詰棋書紹介(79) 酒井桂史作品集


酒井桂史作品集 作者:酒井桂史 編集者:清水孝晏 発行者:野口益雄 1976.4.10

『古今詰将棋書総目録』を繙くと酒井桂史の名前はいくつも見つかる。
その殆どは”写本”となっている。つまりは手書きのノートだ。

琇玉篇は本人によるものだろうか。
王玉篇は山川兎月氏だろうか。
他にも前田三桂氏や土屋健氏、森田正司氏の名前も見える。

詰将棋クラブ発行の『酒井桂史作品集』というのも2冊見つかるが、これは清水孝晏氏がガリ版で印刷したものらしい。
本書はこの清水孝晏編集の『酒井桂史作品集』に清水氏が前田三桂氏から受け取った酒井桂史の創作メモ(未完成品)を加えて1冊としたものである。

さらに1974年に石沢版『酒井桂史作品集』がリコピー版ででている。
これは記憶によれば清水孝晏編『酒井桂史作品集』と『王玉篇』との比較などもされていたのだが、現在行方不明なので確認できない。(詰棋書は頻繁に行方不明になる。最近はそういうものだと理解している。)

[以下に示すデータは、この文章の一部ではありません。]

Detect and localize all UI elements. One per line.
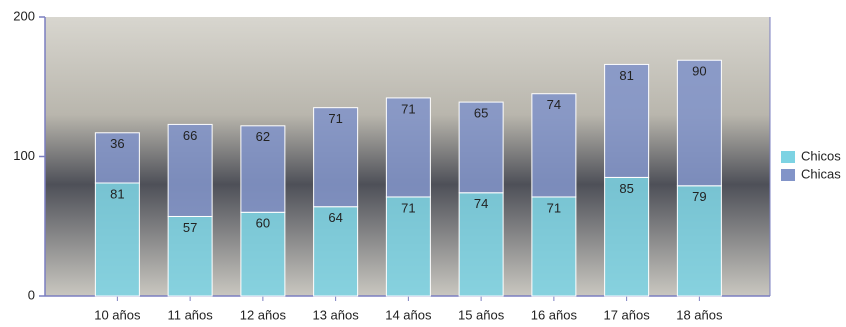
value-label: 81 [110, 186, 124, 201]
y-tick-label: 100 [13, 148, 35, 163]
value-label: 79 [692, 189, 706, 204]
value-label: 66 [183, 128, 197, 143]
value-label: 57 [183, 220, 197, 235]
bar-segment [313, 107, 359, 208]
bar-segment [531, 196, 577, 297]
value-label: 60 [256, 216, 270, 231]
bar-segment [313, 206, 359, 297]
value-label: 71 [328, 111, 342, 126]
x-tick-label: 10 años [94, 307, 141, 322]
bar-segment [167, 123, 213, 217]
x-tick-label: 17 años [603, 307, 650, 322]
bar-segment [94, 132, 140, 184]
bar-segment [676, 185, 722, 297]
bar-segment [458, 192, 504, 297]
value-label: 65 [474, 106, 488, 121]
legend-label: Chicas [801, 166, 841, 181]
value-label: 71 [401, 200, 415, 215]
value-label: 64 [328, 210, 342, 225]
bar-segment [385, 97, 431, 198]
value-label: 71 [547, 200, 561, 215]
x-tick-label: 18 años [676, 307, 723, 322]
x-tick-label: 11 años [167, 307, 213, 322]
bar-segment [240, 211, 286, 297]
bar-segment [604, 176, 650, 297]
value-label: 85 [619, 181, 633, 196]
bar-segment [385, 196, 431, 297]
legend-swatch [781, 169, 795, 181]
value-label: 74 [474, 196, 488, 211]
value-label: 74 [547, 97, 561, 112]
bar-segment [240, 125, 286, 213]
x-tick-label: 12 años [240, 307, 287, 322]
legend-swatch [781, 151, 795, 163]
legend-label: Chicos [801, 148, 841, 163]
value-label: 81 [619, 68, 633, 83]
x-tick-label: 13 años [312, 307, 359, 322]
value-label: 90 [692, 64, 706, 79]
y-tick-label: 0 [28, 287, 35, 302]
bar-segment [458, 101, 504, 194]
bar-segment [167, 215, 213, 297]
bar-segment [604, 63, 650, 178]
y-tick-label: 200 [13, 8, 35, 23]
x-tick-label: 15 años [458, 307, 505, 322]
bar-segment [676, 59, 722, 187]
x-tick-label: 14 años [385, 307, 432, 322]
value-label: 36 [110, 136, 124, 151]
x-tick-label: 16 años [531, 307, 578, 322]
value-label: 62 [256, 129, 270, 144]
bar-segment [531, 93, 577, 198]
value-label: 71 [401, 101, 415, 116]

酒井桂史は将棋月報時代の作家であり、若くしてなくなったので筆者などは作品もほとんど知らないのだが、それだけ多くの人に愛され、尊敬されていた作家なのだと解る。

第1番を紹介しよう。

酒井桂史 『酒井桂史作品集』第1番 将棋月報1932.6

57飛、同金、……67飛、同金と2枚の飛車を質駒目的の遠打で玉方金をスイッチバックさせる。
これは確かに煌めいている。本物だ。